I think they’ve been making good improvements each year. There’s definitely stuff that Mark’s [Stallybrass] been talking to the team managers and manufacturers about some improvements he wants to make in the future. Some of them sound really exciting that involve TV and getting things sped up a little bit, because that’s been a little bit of a complaint, seeing the races on TV six weeks after they happen. I don’t think that’s the way of the future, but they plan to work on that. But I think seeing a few more teams pop up the last few years and I like some of the changes they made with the points structure and a few things like that. It gives incentive to guys who are riding around in twentieth to twenty-fifth spot. It’s more incentive to show up at the races and ride them. Turnouts have been not very great the last few seasons, and the entries have been a little bit low. So I think that will improve it over time, going back a little bit further with points. Payout could be a little bit better maybe in MX2, but I think no matter what everybody’s always going to say it could be better. But overall I think the series is heading in a really good direction. He seems to have some good sponsors on board right now, and I know there’s talk of him adding a few for next season, which is pretty exciting as well.
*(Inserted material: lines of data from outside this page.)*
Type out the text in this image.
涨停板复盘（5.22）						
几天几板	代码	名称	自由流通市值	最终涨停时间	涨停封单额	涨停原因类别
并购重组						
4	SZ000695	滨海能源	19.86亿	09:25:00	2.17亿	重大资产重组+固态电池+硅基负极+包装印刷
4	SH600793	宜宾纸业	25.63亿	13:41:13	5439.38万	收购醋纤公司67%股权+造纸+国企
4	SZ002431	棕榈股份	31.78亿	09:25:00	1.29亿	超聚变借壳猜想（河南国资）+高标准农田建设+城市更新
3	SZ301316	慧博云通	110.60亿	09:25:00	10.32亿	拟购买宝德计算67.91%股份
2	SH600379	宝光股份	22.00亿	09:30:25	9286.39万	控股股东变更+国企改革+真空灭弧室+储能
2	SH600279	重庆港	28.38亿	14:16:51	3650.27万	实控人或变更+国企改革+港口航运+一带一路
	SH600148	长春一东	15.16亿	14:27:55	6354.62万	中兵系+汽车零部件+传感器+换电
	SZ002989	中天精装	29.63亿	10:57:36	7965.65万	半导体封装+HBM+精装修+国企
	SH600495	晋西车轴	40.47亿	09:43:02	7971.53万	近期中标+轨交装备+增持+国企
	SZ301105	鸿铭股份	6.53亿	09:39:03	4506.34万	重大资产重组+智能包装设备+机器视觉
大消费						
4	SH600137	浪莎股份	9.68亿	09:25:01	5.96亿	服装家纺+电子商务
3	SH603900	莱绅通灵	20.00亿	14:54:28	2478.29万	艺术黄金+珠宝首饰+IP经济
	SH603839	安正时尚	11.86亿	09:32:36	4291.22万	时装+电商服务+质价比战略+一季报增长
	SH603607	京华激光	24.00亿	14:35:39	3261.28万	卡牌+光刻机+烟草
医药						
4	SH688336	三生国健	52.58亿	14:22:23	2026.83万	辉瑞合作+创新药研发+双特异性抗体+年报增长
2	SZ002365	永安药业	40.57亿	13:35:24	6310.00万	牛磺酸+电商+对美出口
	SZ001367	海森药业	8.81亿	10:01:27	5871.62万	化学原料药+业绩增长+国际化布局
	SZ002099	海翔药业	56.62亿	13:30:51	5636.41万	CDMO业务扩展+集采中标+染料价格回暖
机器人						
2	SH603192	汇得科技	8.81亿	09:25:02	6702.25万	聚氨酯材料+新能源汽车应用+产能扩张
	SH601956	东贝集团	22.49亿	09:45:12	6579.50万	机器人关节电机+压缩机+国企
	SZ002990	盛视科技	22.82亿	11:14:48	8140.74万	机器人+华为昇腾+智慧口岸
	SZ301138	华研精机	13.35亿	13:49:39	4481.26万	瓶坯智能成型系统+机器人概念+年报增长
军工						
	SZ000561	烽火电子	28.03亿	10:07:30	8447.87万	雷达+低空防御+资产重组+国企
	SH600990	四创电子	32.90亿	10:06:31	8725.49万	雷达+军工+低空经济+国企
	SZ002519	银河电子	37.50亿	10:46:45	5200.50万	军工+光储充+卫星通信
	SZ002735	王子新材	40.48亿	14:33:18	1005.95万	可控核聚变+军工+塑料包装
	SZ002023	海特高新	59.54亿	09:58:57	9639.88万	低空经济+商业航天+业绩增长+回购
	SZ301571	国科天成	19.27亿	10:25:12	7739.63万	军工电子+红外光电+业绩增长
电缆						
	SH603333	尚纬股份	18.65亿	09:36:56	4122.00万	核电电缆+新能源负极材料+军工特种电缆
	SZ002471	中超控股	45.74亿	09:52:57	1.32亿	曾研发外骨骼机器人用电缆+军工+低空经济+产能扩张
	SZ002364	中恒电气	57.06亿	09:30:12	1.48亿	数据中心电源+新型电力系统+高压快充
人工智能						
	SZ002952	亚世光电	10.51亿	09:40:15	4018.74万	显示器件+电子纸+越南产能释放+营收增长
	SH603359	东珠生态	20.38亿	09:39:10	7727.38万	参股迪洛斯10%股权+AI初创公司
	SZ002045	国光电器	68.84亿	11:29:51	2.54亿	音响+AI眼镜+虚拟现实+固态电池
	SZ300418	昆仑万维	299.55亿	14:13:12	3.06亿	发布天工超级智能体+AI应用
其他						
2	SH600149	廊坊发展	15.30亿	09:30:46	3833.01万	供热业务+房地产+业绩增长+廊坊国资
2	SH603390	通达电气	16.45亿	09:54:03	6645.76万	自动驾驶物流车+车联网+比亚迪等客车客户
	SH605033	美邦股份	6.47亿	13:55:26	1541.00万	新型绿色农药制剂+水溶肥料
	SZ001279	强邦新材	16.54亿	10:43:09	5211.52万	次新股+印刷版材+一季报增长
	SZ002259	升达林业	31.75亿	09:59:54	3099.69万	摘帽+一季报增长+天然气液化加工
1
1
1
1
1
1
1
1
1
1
Fastest guy you’ve ever seen at Gopher Dunes?
I’ve seen [Matt] Goerke race twice there now. I’d say he’s probably the best guy I’ve ever seen there. This year he was pretty unbelievable. In 2012, he was really good as well. It was pretty cool watching him and [Brett] Metcalfe and Colt pretty much a lap ahead of everybody out there this year. That’s got to be the fastest I’ve seen anybody go around there.
Even back in the Rollerball days and all that?
I think so, yeah.
What do you know now about running a team that you wish you would have known two years ago or three years ago? What was one thing that you were like, I didn’t know it was this hard or I wish I would have known this?
I think there’s probably a few little things that I picked up. I don’t think there’s one that sticks out in my mind, but just moving quick on making decisions and some stuff like that on the business side of things with sponsors, riders, all that kind of stuff. You can never really sit on things and delay too long with things. I think that comes back to haunt you later on. I think it’s not as good for your sponsors. I think the other thing I learned is I know I took chances on things when I started just to kind of get the ball rolling with the team, and now that I’ve got that going on we’ve been taking other chances as far as going attending races that maybe we wouldn’t have attended in the past.
You took your guys and some other riders down to Crawfordsville for the last Lucas Oil Pro Motocross national—how was that?
Indiana was good. It was a good experience for the team. Colt’s done several AMA nationals. Jeremy’s done several as well. [Kyle] Keast has tried for one, but never made it in. It’s the first time that we did it as a whole team. I really wanted it mainly for an experience for everybody, like the mechanics and everybody. Neither one of our mechanics had worked at one, so it was a good experience for all of us, and I think it just helps make us stronger as a team. We learn little things there at a race that we can take and use when we get back home for the Canadian Nationals.
So any Canadians reading this that want to race AMA Supercross starting 2016, contact you for this program we talked about where you take guys down to race?
Yeah, I guess you got this plan for me to take pretty much all of Canada to supercross races.
You can be the PT Barnum of Canada!
Maybe we can get Pulp MX and Racer X to sponsor that for me.
Next year, ’16, you’re locked in with Jeremy and Colton again?
Not locked in with Colt yet. Working on a new deal with him. Jeremy was on a multi-year deal, so we’re bringing him back.
What about Donk?
Well maybe if we’re adding a guy we might need an extra mechanic.